Social Security-Think You Retire at 65? Think Again!

Retire at 65? 

Are you searching for the best time to start collecting Social Security benefits? Confused about the consequences of your actions? Many of us are.

Social Security has a multitude of rules and regulations. It can be hard to figure out what they all mean, but more importantly, what do they mean to you.

What Is Your Full Retirement Age?

Full Retirement Age (FRA) is the age when Social Security deems you eligible for your full benefit. Your full benefit is not the maximum payment amount you can receive. This is often where confusion arises.

Timing is Every Thing

Everybody used to get his or her full retirement benefit from Social Security at 65. It was the golden age that workers desperately waited for. But in 1983 Congress changed the law and now the timing of your FRA depends on the year you were born.

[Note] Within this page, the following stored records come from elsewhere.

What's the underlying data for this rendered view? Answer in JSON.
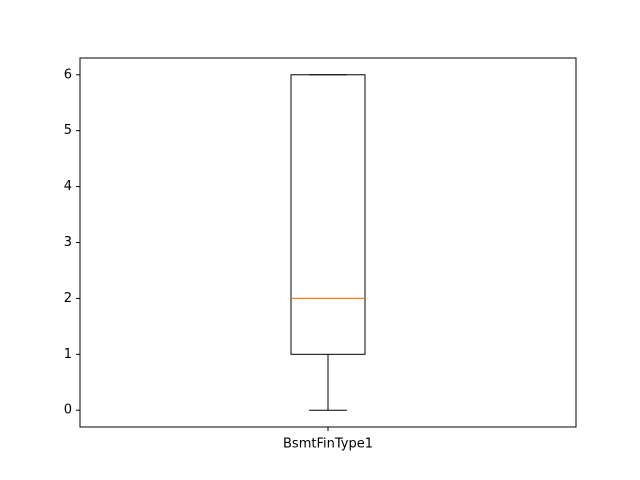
{
  "chart_data": {
    "type": "box",
    "categories": [
      "BsmtFinType1"
    ],
    "boxes": [
      {
        "label": "BsmtFinType1",
        "whisker_low": 0,
        "q1": 1,
        "median": 2,
        "q3": 6,
        "whisker_high": 6
      }
    ],
    "y_ticks": [
      0,
      1,
      2,
      3,
      4,
      5,
      6
    ],
    "ylim": [
      -0.3,
      6.3
    ],
    "title": "",
    "xlabel": "",
    "ylabel": "",
    "grid": false,
    "colors": {
      "box": "#000000",
      "median": "#ff7f0e",
      "axes": "#000000"
    }
  }
}
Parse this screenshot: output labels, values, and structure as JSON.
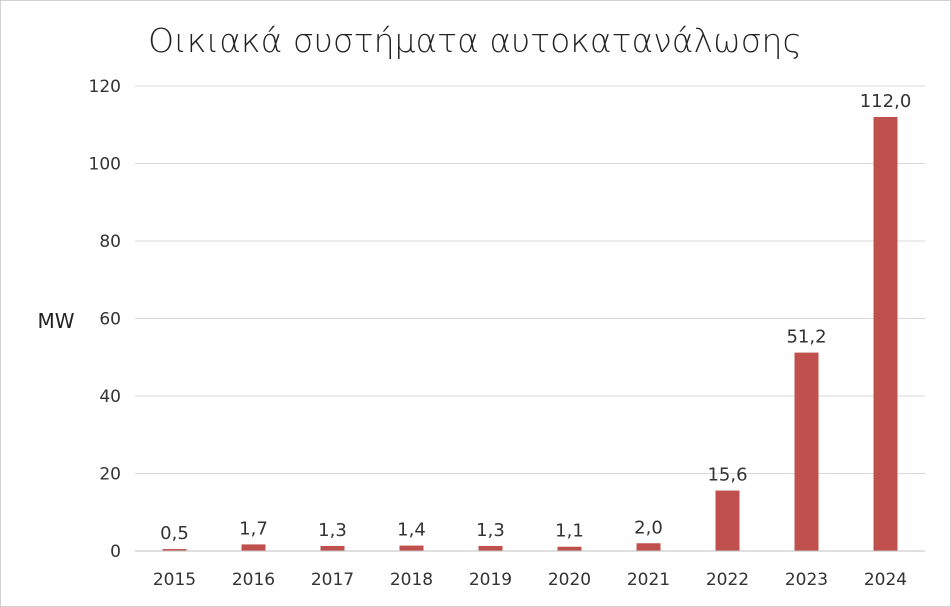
{
  "chart_data": {
    "type": "bar",
    "title": "Οικιακά συστήματα αυτοκατανάλωσης",
    "xlabel": "",
    "ylabel": "MW",
    "ylim": [
      0,
      120
    ],
    "yticks": [
      0,
      20,
      40,
      60,
      80,
      100,
      120
    ],
    "categories": [
      "2015",
      "2016",
      "2017",
      "2018",
      "2019",
      "2020",
      "2021",
      "2022",
      "2023",
      "2024"
    ],
    "values": [
      0.5,
      1.7,
      1.3,
      1.4,
      1.3,
      1.1,
      2.0,
      15.6,
      51.2,
      112.0
    ],
    "data_labels": [
      "0,5",
      "1,7",
      "1,3",
      "1,4",
      "1,3",
      "1,1",
      "2,0",
      "15,6",
      "51,2",
      "112,0"
    ],
    "bar_color": "#c0504d",
    "grid": true,
    "legend": "none"
  }
}
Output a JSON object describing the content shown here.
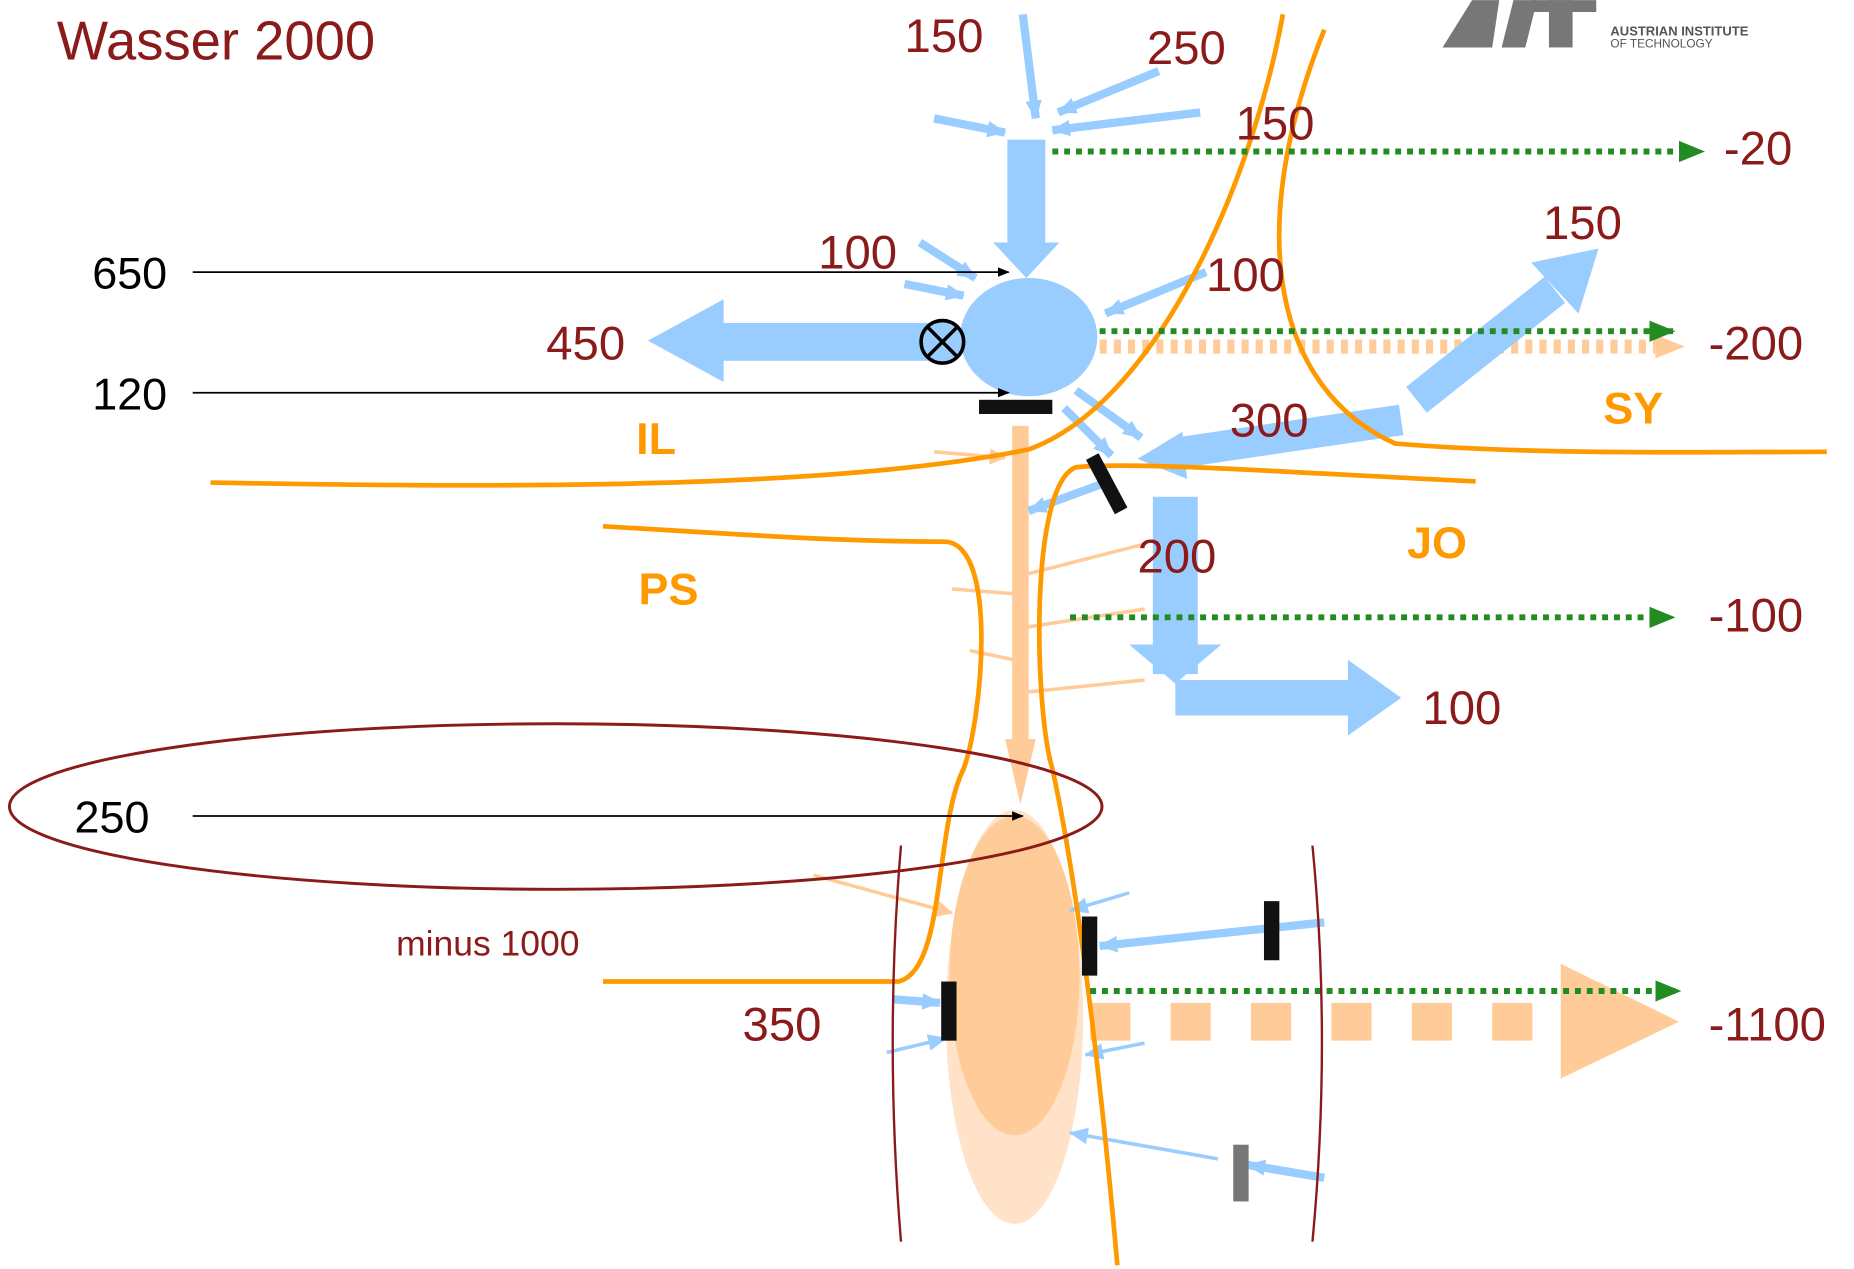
{
  "title": "Wasser 2000",
  "logo": {
    "line1": "AUSTRIAN INSTITUTE",
    "line2": "OF TECHNOLOGY"
  },
  "flows": [
    "150",
    "250",
    "150",
    "-20",
    "100",
    "100",
    "150",
    "450",
    "-200",
    "300",
    "200",
    "-100",
    "100",
    "350",
    "-1100"
  ],
  "inputs": [
    "650",
    "120",
    "250"
  ],
  "regions": [
    "IL",
    "PS",
    "SY",
    "JO"
  ],
  "note": "minus 1000"
}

The changes in the law slowly increase your Full Retirement Age or the age you can receive your full benefit.

Why Is It Important to Know Your Full Retirement Age?

Simply put. Your Full Retirement Age is the age that you can receive your full Social Security benefit. Should you apply before your FRA, your benefits will decrease. If you apply after your FRA, your benefits will increase.

You can apply anytime between 62 and 70, but your Full Retirement Age is what determines if you are applying early or late.

Your Date of Birth is Critical

 If you were born between 1943 and 1954 your Full Retirement Age is 66. If you were born 1960 or later, your FRA is 67. If you were born 1955-1959, the age goes up two months for every year. I was born in 1956. My FRA is 66 and four months.

Advantages of Waiting until Full Retirement Age

There are advantages to waiting until your FRA.

  1. Your payment amount is higher. If you begin collecting before your FRA, your payment will be decreased as much as 30%. If your payment were to be $2,000 at FRA, at 62 it would go down to $1,400. This change is permanent unless you withdraw your application.
  1. After FRA you can suspend your benefits and reinstate them anytime you like. While suspended you accumulate Delayed Retirement Credits which can increase your benefit 8% per year for every year that you are not collecting.
  1. If you work, you can earn as much as you like without penalty after your FRA. Between 62 and your FRA, you can earn up to $16,920 per year without penalty. After reaching that limit, you pay $1 for every $2 earned. Whether or not you are going to work is a big factor in deciding when to apply for benefits. Many opt to wait until their FRA to avoid the penalties.
  1. The amount of your Social Security payment is based on your 35 highest earning years. For most of us, the later years of our careers are our highest paying ones. When you continue to work, Social Security will replace earlier low earning years with current higher earning ones. This can have a significant positive impact on your monthly payment amount.
  1. Another advantage to waiting until after your FRA is the retroactive payment. If you wait to apply until after your FRA, you can receive up to six months in retroactive payments. Beware though that if you do, you will lose any Delayed Retirement Credits earned during those six months.

Is it Worth It to Wait?

 For many of us, it is beneficial in the long run to wait until your Full Retirement Age to begin collecting Social Security. Whether or not it’s best for you depends on your life situation.

Can you pay your bills? Do you need the money now? Can you afford to wait?

Do you want to have extra income to enjoy life during the very valuable years between 62 and 66? Many retirees want to travel, play sports, or spend time with their grandchildren while they are fit and able.

Do you have adequate funds for the future if you take a lower payment?

If you are working and want to continue to do so, depending on the amount of your income, it may be to your financial advantage to wait.

There’s no one-size-fits-all answer. Each of us must consider the facts (no lying) of our personal situation. Knowing your Full Retirement Age and what it means is necessary to make the right decision for you.